The Namibian government has approved a new petroleum agreement on offshore Block 1711 for a group led by a Chinese investment firm, granting former interim operator Energulf Resources a 15% stake.
Energulf said in a statement that privately held Gazania 148 Investments would hold a 75% stake in Block 1711. Shaanxi Yuyang Petroleum Technology Engineering, a unit of the investment firm, will operate the block.
Namibian state-owned player Namcor will hold a 10% carried interest to production and Energulf will hold the remainder.
The petroleum agreement replaces a license for the block granted in 2006 that was set to expire.

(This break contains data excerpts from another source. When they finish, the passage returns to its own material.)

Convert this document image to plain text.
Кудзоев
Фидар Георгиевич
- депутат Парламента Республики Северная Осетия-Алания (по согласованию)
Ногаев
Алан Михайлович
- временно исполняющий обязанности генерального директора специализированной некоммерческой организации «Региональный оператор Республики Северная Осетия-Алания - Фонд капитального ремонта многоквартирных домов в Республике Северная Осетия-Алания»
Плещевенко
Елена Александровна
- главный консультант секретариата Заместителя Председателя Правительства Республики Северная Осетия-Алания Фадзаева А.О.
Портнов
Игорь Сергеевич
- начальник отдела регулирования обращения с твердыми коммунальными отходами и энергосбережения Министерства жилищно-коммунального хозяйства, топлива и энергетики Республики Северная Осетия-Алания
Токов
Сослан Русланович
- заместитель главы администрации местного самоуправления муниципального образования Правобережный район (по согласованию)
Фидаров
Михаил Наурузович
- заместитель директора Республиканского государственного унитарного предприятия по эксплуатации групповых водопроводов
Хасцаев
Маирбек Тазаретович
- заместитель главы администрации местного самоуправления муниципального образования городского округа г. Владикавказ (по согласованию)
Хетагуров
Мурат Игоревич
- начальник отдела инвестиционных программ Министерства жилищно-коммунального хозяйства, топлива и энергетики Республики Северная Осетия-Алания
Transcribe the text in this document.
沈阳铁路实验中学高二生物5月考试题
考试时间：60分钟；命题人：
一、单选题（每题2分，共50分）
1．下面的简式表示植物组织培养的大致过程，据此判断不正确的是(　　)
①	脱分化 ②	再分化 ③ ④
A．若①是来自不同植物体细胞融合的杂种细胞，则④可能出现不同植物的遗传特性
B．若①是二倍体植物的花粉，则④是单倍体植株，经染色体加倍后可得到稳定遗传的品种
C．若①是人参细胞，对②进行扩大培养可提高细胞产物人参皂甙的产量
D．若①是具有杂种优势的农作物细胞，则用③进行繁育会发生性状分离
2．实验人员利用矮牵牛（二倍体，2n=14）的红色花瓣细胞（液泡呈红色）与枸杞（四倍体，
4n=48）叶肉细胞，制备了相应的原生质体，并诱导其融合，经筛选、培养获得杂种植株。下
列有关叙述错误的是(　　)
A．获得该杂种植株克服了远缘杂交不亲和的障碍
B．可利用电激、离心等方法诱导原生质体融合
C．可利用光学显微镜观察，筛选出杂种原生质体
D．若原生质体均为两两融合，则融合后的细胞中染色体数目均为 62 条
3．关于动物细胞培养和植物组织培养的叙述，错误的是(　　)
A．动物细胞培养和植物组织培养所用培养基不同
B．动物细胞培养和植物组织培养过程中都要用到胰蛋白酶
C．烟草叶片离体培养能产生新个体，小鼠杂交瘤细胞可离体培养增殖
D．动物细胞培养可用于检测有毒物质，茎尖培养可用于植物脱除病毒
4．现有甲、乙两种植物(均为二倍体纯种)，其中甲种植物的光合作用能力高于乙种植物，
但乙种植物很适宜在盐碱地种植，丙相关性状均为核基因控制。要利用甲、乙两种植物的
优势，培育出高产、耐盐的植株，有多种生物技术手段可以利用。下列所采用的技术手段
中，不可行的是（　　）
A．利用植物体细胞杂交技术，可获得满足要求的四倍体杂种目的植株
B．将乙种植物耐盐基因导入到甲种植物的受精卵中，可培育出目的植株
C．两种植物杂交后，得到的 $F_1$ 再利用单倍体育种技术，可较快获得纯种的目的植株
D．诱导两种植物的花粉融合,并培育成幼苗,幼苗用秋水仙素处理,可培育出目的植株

Under the old license, a group led by Russia’s Sintezneftegaz drilled the Kunene-1 wildcat in 2008 but found no commercial hydrocarbons. Sintezneftegaz relinquished operatorship in 2010 after running into financial troubles and Toronto-listed Energulf was appointed the interim operator.
The Kunene failure was said to cost more than $100 million, though sources told Upstream in 2010 that the ultimate price tag was closer to $141 million.
The new license has a term of four years starting this month and may be renewed twice for an additional two-year periods.
Under the agreement, the companies must each period spend at least $40 million on exploration and drill at least one well.
The initial four-year term will include the acquisition and processing of at least 2500 square kilometres of 3D seismic in the south-western quadrant of the block.
Based on the results of the shoot, the companies will determine the exact target, which they expect to be around 4500 metres below the sea floor - roughly the same depth as the Kunene probe.
The target formation for the next well will likely be the Hartmann prospect, though the "priority target" could change, an Energulf spokesman said.
Block 1711 sits in the Namibe basin in around 1000 metres of water near the boundary of Angola.
A prospective resource report for the block prepared by Netherland Sewell & Associates identified four prospects and nine leads, as well as a mean estimate of 3.2 billion barrels of potentially recoverable oil, according to Dallas-based Energulf.
"We are delighted to have offshore Block 1711 back on track," said Energulf chief executive Jeff Greenblum.
"It is a world-class project with multiple prospects and three independent plays, being geologically similar to the highly successful fields of the Santos basin, Brazil, nearby offshore Luanda, Angola and Deepwater Gulf of Mexico."